The next few figures plots of the real and imaginary parts of the IDFT of the truncated, windowed $(\mathrm{sinc}(\omega))^{\frac{1}{2}}$ function, with various regions zoomed in:
From these plots, it is fairly reasonable to conjecture that the Inverse Fourier Transform of $(\mathrm{sinc}(\omega))^{\frac{1}{2}}$ is an infinite sum of shifted, weighted $\delta(t)$ and $\delta'(t)$ impulses. Something like
$$\begin{align*}f(t) &= (a_0 + ib_0)\delta(t) \\ &+ \sum_{n=-\infty}^{-1} (-a_{2n+1} +i b_{2n+1})\delta'(t - [2n+1]) + (-a_{2n}-ib_{2n})\delta(t -2n) \\ &+ \sum_{n=1}^{\infty} (a_{2n-1} -i b_{2n-1})\delta'(t - [2n-1]) + (-a_{2n}-ib_{2n})\delta(t -2n) \\ \\ &= (a_0 + ib_0)\delta(t) \\ &+ \sum_{n=1}^{\infty} -\left(a_{2n} + ib_{2n}\right)\left[\delta(t+2n)+\delta(t-2n)\right] \\ &+ \sum_{n=1}^{\infty} -\left(a_{2n-1} - ib_{2n-1}\right)\left[\delta'\left(t+\left[2n-1\right]\right)-\delta'\left(t-\left[2n-1\right]\right)\right] \\ \end{align*}$$
with $|a_m| = |a_{-m}|$ and $|b_m| = |b_{-m}|$ and likely $|a_m| = |b_m|$.

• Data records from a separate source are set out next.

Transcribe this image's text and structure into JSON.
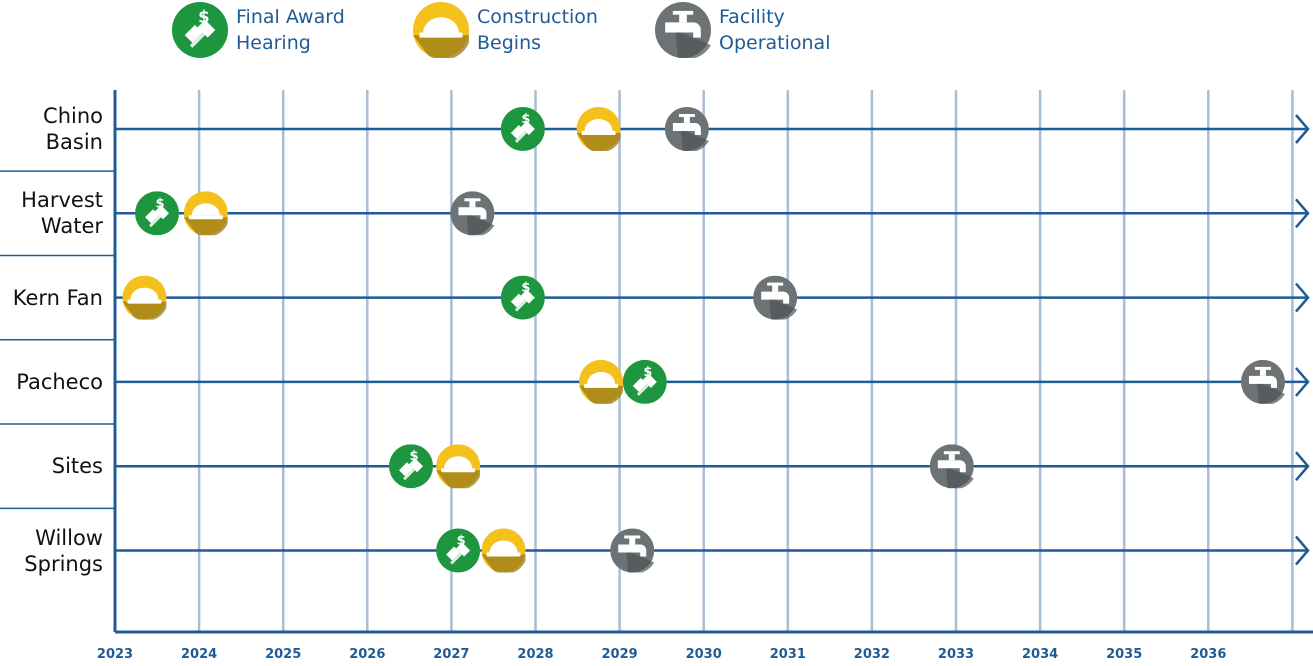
{
  "legend": [
    {
      "key": "award",
      "line1": "Final Award",
      "line2": "Hearing",
      "color": "#1e9640",
      "icon": "handshake-dollar-icon"
    },
    {
      "key": "construction",
      "line1": "Construction",
      "line2": "Begins",
      "color": "#f3c01c",
      "icon": "hard-hat-icon"
    },
    {
      "key": "operational",
      "line1": "Facility",
      "line2": "Operational",
      "color": "#6d7275",
      "icon": "faucet-icon"
    }
  ],
  "chart_data": {
    "type": "timeline",
    "x_axis": {
      "min": 2023,
      "max": 2037,
      "ticks": [
        "2023",
        "2024",
        "2025",
        "2026",
        "2027",
        "2028",
        "2029",
        "2030",
        "2031",
        "2032",
        "2033",
        "2034",
        "2035",
        "2036"
      ]
    },
    "rows": [
      {
        "label_line1": "Chino",
        "label_line2": "Basin",
        "award": 2027.85,
        "construction": 2028.75,
        "operational": 2029.8
      },
      {
        "label_line1": "Harvest",
        "label_line2": "Water",
        "award": 2023.5,
        "construction": 2024.08,
        "operational": 2027.25
      },
      {
        "label_line1": "Kern Fan",
        "label_line2": "",
        "award": 2027.85,
        "construction": 2023.35,
        "operational": 2030.85
      },
      {
        "label_line1": "Pacheco",
        "label_line2": "",
        "award": 2029.3,
        "construction": 2028.78,
        "operational": 2036.65
      },
      {
        "label_line1": "Sites",
        "label_line2": "",
        "award": 2026.52,
        "construction": 2027.08,
        "operational": 2032.95
      },
      {
        "label_line1": "Willow",
        "label_line2": "Springs",
        "award": 2027.08,
        "construction": 2027.62,
        "operational": 2029.15
      }
    ]
  }
}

I didn't bother to try and do a curve fit to figure out the envelope and the nominal values of the $a_m$'s and the $b_m$'s, especially since my windowing scales the values. I suspect they follow an envelope that is a power of a $\mathrm{sinc}()$ function, but that is pure speculation.